PLoS ONE (Jan 2021)
Multimodal prediction of trait emotional intelligence-Through affective changes measured using non-contact based physiological measures.
Abstract
Inability to efficiently deal with emotionally laden situations, often leads to poor interpersonal interactions. This adversely affects the individual's psychological functioning. A higher trait emotional intelligence (EI) is not only associated with psychological wellbeing, educational attainment, and job-related success, but also with willingness to seek professional and non-professional help for personal-emotional problems, depression and suicidal ideation. Thus, it is important to identify low (EI) individuals who are more prone to mental health problems than their high EI counterparts, and give them the appropriate EI training, which will aid in preventing the onset of various mood related disorders. Since people may be unaware of their level of EI/emotional skills or may tend to fake responses in self-report questionnaires in high stake situations, a system that assesses EI using physiological measures can prove affective. We present a multimodal method for detecting the level of trait Emotional intelligence using non-contact based autonomic sensors. To our knowledge, this is the first work to predict emotional intelligence level from physiological/autonomic (cardiac and respiratory) response patterns to emotions.
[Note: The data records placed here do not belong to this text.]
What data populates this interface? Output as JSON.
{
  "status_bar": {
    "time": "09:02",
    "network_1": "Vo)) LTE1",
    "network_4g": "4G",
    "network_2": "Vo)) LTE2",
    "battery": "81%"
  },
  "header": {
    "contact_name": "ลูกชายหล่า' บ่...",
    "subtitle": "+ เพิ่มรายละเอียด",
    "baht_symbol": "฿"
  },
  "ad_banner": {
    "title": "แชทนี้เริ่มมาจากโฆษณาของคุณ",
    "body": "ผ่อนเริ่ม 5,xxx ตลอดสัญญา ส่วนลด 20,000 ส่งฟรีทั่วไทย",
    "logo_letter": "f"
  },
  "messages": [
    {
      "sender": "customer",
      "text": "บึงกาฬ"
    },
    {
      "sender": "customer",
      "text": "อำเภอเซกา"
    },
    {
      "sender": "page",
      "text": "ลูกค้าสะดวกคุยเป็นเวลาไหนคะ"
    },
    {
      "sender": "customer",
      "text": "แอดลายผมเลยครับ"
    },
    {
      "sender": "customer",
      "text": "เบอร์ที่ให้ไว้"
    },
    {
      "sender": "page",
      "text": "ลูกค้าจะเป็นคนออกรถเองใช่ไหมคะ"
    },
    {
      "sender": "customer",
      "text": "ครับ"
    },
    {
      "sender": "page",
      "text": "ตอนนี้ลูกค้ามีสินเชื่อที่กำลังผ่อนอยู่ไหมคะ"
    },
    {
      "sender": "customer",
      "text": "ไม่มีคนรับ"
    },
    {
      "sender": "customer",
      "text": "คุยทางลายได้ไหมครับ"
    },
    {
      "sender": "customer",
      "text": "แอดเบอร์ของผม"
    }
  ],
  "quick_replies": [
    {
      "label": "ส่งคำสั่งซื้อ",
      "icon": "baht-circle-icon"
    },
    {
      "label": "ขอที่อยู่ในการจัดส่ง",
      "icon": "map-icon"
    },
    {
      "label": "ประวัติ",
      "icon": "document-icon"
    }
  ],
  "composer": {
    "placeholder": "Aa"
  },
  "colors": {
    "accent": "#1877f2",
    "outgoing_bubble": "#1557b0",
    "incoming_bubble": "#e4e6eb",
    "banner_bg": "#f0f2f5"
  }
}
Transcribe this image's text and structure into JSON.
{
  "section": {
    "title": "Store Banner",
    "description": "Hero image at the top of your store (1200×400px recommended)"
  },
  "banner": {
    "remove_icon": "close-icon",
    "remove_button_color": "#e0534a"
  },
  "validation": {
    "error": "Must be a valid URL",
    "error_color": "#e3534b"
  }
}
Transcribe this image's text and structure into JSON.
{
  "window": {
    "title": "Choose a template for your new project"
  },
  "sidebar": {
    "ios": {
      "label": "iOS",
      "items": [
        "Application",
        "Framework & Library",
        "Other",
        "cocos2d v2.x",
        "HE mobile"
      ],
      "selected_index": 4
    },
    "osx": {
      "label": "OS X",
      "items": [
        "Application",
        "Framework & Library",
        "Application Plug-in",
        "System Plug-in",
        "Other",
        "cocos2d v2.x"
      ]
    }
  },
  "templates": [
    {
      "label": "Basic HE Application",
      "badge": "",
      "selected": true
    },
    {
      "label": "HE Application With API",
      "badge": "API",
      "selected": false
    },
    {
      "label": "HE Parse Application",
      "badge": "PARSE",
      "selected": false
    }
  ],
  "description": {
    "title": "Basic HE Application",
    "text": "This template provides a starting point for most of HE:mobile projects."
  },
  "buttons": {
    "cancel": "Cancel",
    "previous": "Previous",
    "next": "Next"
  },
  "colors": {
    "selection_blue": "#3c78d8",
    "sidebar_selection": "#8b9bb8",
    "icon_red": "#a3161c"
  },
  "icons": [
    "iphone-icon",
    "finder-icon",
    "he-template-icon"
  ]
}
Trait EI of 50 users was measured using Schutte Self Report Emotional Intelligence Test (SSEIT) along with their cardiovascular and respiratory data, which was recorded using FMCW radar sensor both at baseline and while viewing affective movie clips. We first examine relationships between users' Trait EI scores and autonomic response and reactivity to the clips. Our analysis suggests a significant relationship between EI and autonomic response and reactivity. We finally attempt binary EI level detection using linear SVM. We also attempt to classify each sub factor of EI, namely-perception of emotion, managing own emotions, managing other's emotions, and utilization of emotions. The proposed method achieves an EI classification accuracy of 84%, while accuracies ranging from 58 to 76% is achieved for recognition of the sub factors. This is the first step towards identifying EI of an individual purely through physiological responses. Limitation and future directions are discussed.